2019 Threads of Hope Award Winners

Article by Peter Crooks of Diablo Magazine:

Every year, Diablo asks readers to tell us about unsung heroes in the East Bay—individuals who are changing our region for the better through their volunteer work. This year’s Threads of Hope honorees include an octogenarian doctor who treats patients for free, a photographer who captures families’ precious moments, a nonprofit founder driven to help Tri-Valley teens, a tireless proponent of foster care youth, and a woman dedicated to making seniors’ dreams come true.

Tom Wallace

Tom Wallace

Tom Wallace

Order of Malta Clinic of Northern California
Oakland

At age 89, Dr. Tom Wallace shouldn’t be expected to work full-time. After all, he already spent nearly half a century as a practicing neurologist—much of that time in Livermore and Pleasanton—before retiring to care for his late wife, Coni, in 2001. After Coni passed away in 2012, Wallace was attending Mass one day, and a fellow worshipper told him about the Order of Malta free medical clinic across from Oakland’s Lake Merritt. “He suggested I volunteer there,” Wallace says. “A priest behind us overheard our talk. He told me, ‘You should do that.’ I thought, Perhaps I should.”

For five years, Wallace has been working four days per week at the clinic, which treats patients without health coverage for free. Its name references one of Catholicism’s oldest orders. “The mission has always been to help the sick and the poor,” Wallace says. “It’s no different today than it was in ancient Jerusalem.”

Soft-spoken and congenial, Wallace has treated more than a thousand patients since 2014. “There is a real sense of love,” he says of the relationship between the clinic’s staff and patients.

Justin Close, an Oakland-based chef in his late 40s, was in need of medical services last year after spending a few days with a high fever. Having let his health insurance lapse due to financial constraints, he went to the clinic for help. “I had double-lung pneumonia, which meant I had no oxygen going to my blood,” Close says. “My heart was beating so fast, I almost had a heart attack. I blacked out before the end of the appointment.”

Wallace treated Close and had the patient rushed to Alta Bates Summit Medical Center, where he was put in an induced coma for one week and given a lifesaving combination of medication and treatments. When he came out of his coma, Close was confused and had lost 30 pounds.
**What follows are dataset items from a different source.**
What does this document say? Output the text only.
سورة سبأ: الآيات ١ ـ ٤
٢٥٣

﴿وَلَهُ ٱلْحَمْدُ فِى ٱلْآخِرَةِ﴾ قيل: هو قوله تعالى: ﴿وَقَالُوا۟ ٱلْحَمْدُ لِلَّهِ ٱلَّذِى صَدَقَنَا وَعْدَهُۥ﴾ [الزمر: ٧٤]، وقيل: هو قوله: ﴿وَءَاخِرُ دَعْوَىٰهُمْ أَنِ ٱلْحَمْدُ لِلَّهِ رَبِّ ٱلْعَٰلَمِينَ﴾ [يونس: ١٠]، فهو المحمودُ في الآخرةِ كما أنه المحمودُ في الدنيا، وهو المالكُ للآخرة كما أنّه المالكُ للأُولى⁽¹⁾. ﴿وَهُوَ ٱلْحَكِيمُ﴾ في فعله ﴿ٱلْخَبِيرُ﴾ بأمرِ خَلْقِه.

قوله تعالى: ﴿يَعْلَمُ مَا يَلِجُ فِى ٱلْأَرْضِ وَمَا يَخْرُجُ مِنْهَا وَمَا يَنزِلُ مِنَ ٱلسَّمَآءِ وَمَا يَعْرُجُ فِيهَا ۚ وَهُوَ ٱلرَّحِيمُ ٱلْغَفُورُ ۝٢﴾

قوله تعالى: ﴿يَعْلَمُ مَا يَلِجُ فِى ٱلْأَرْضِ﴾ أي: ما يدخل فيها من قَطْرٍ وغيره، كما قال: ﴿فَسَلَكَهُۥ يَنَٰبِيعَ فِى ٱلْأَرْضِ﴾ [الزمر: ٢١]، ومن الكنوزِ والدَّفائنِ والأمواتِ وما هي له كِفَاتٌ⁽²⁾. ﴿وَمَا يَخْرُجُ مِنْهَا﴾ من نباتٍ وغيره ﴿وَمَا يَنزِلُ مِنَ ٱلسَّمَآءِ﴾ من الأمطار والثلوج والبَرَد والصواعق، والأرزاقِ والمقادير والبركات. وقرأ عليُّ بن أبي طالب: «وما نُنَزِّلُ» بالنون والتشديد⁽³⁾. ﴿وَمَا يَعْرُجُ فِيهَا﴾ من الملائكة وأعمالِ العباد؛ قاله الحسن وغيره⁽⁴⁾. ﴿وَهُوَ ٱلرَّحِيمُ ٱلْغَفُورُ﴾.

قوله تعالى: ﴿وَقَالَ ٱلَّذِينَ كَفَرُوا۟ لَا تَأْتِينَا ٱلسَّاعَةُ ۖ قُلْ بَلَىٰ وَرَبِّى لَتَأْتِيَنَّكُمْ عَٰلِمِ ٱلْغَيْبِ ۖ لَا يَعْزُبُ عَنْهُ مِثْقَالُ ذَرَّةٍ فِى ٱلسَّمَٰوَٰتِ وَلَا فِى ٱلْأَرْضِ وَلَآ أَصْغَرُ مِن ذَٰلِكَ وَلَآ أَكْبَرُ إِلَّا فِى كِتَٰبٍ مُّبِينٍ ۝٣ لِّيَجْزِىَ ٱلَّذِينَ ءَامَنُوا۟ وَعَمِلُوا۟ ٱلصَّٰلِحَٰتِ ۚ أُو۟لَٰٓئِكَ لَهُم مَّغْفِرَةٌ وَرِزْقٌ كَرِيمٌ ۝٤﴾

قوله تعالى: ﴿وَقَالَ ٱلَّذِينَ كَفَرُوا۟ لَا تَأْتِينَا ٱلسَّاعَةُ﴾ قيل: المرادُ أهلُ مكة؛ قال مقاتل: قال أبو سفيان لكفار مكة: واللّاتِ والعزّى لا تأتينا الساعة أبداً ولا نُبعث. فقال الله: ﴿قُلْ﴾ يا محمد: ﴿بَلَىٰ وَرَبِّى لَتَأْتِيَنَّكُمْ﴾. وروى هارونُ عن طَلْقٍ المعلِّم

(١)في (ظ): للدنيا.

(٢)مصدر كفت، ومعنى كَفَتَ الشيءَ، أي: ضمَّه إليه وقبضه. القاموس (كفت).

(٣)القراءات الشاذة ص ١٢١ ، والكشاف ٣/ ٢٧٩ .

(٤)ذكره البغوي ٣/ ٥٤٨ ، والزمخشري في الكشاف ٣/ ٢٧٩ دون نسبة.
“I was in a situation where I was shocked, but Dr. Wallace’s manner was very soothing,” Close recalls. “He told me, ‘Just take it one day at a time and listen to your body, and you’re going to live a long time.’”

Close is grateful for the care he received. “If anyone should be nominated for sainthood,” he adds, “it’s Dr. Wallace.”

How to help: “We always need volunteers—nurses, doctors, and those who can help with filing systems and things that need to be controlled carefully,” Wallace says. “We could really use a social worker to come in a few hours per week to assist patients after they leave, especially helping them to get health insurance.”